Ters cevabına karşılık güldüm. "Jennie. Öfkeni benden çıkarma da git kimden çıkarıyorsan çıkar."
"Bana hesap soran sensin." Vücudunu tamamen bana döndürdü.
"Sana n'aptım ya ben?" dedim sinir bozukluğuyla gülerek. "Sanki şu ana kadar bana mükemmel davranmışsın gibi bir de gelmiş hesap sordun diyorsun. Kendini ne sanıyorsun, dünya senin etrafında falan mi dönüyor benim mi haberim yok?"
"Saçma sapan konuşmayı kes. Zaten yeterince gerginim." dedi.
"Saçma sapan konuşmuyorum sana soru soruyorum. Sana ne yaptım da böyle tavır aldın diyorum. Basit bir soruya cevap veremiyor musun?"
"Offf... Kafamı dağıtayım diye geldim, iyice sinirlerimi bozdun. Ya sen defol git ya da ben siktirip gidiyorum." Tavrı yüzünden ağzım açık kaldı. "Seni tanıyamıyorum artık. Tanıdığım Jennie böyle bir insan değildi. Seni sevdiğimi söylediğim için mi bu kadar düşman kesildin bana?"
Başını salladı, "Evet, senin gibi iğrenç birinin beni sevmesi batıyor bir taraflarıma. Şimdi anlayabildin mi?"
Hızlıca oturduğu yerden kalkıp limonatasını karşıdaki çöpe döktü. Elindeki bardağı sıkıca tutarak benden uzaklaşırken tek yapabildiğim şey arkasından bakmaktı.
Titremeye başlayan bedenimi umursamadan ayağa kalkıp yeniden eve girdim. Elimdeki hırkanı bir hışımla kenara fırlatıp odama girdikten sonra kapıyı sertçe kapattım.
Çekmecemdeki ilaç kutusun açıp elime doğru salladım. İlaçlardan biri elime düştüğünde suyla birlikte yuttum.
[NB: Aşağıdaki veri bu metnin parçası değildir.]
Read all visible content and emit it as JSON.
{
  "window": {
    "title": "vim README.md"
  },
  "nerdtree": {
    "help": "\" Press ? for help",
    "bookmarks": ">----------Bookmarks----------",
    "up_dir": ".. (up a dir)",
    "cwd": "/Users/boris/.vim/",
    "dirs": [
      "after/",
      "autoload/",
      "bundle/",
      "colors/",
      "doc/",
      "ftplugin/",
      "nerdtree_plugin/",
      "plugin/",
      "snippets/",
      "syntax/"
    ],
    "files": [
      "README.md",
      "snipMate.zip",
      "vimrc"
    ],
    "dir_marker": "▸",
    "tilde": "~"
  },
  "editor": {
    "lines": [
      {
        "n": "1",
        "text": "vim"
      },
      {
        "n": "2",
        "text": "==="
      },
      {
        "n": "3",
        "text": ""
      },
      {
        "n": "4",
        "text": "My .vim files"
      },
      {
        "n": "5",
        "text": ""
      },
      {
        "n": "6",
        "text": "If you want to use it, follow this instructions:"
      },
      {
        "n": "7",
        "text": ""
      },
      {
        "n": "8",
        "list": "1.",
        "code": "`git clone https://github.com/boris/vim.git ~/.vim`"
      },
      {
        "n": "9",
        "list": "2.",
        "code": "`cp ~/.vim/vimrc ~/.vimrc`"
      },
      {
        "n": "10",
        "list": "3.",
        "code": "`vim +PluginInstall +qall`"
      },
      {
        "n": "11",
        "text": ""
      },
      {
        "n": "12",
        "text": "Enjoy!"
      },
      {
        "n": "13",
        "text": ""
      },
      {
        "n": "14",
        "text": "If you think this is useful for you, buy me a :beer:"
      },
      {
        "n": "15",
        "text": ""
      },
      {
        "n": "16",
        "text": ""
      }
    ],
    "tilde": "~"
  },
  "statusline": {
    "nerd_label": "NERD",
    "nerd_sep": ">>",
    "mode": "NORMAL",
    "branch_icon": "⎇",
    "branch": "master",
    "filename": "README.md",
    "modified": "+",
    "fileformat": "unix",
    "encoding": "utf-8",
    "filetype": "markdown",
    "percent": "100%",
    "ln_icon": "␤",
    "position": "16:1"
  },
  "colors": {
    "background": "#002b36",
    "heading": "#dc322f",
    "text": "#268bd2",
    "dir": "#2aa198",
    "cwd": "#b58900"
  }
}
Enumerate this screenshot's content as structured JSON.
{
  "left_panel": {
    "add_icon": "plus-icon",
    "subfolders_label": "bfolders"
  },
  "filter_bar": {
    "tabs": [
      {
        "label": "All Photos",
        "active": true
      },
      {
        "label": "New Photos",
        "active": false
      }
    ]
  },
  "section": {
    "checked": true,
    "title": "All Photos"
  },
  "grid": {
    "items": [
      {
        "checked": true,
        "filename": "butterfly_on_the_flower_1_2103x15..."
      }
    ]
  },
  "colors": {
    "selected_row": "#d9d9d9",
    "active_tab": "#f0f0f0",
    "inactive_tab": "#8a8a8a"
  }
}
Gözlerim dolmaya başladığında görüşüm bulanıklaştı. Elimin tersiyle gözlerimi sildim ve komodinimin üzerindeki soju şişesinden birkaç yudum aldım. Boğazım yanarken yüzümü buruşturdum ve şişeyi geri koydum.
"İğrenç biriyim demek.." dedim kendi kendime. "Demek benim gibi iğrenç birinin seni sevmesi sana batıyor ha? Vay be.." Sertçe yutkundum. "15 yılını nasıl sattın ama Jennie.."
ŞİMDİ OKUDUĞUN
Smoking, Alcohol or Love | JenLisa
FanfictionKüçüklüğünde yaşadığı ve yaşamaya devam ettiği sıkıntılar yüzünden Borderline kişilik bozukluğuna sahip olan Jennie; en yakın arkadaşı Lisa'nın kendisine aşkını itiraf etmesiyle birlikte ondan beklenilmeyen tutumlar sergilemeye başlar. - "İnsanı en...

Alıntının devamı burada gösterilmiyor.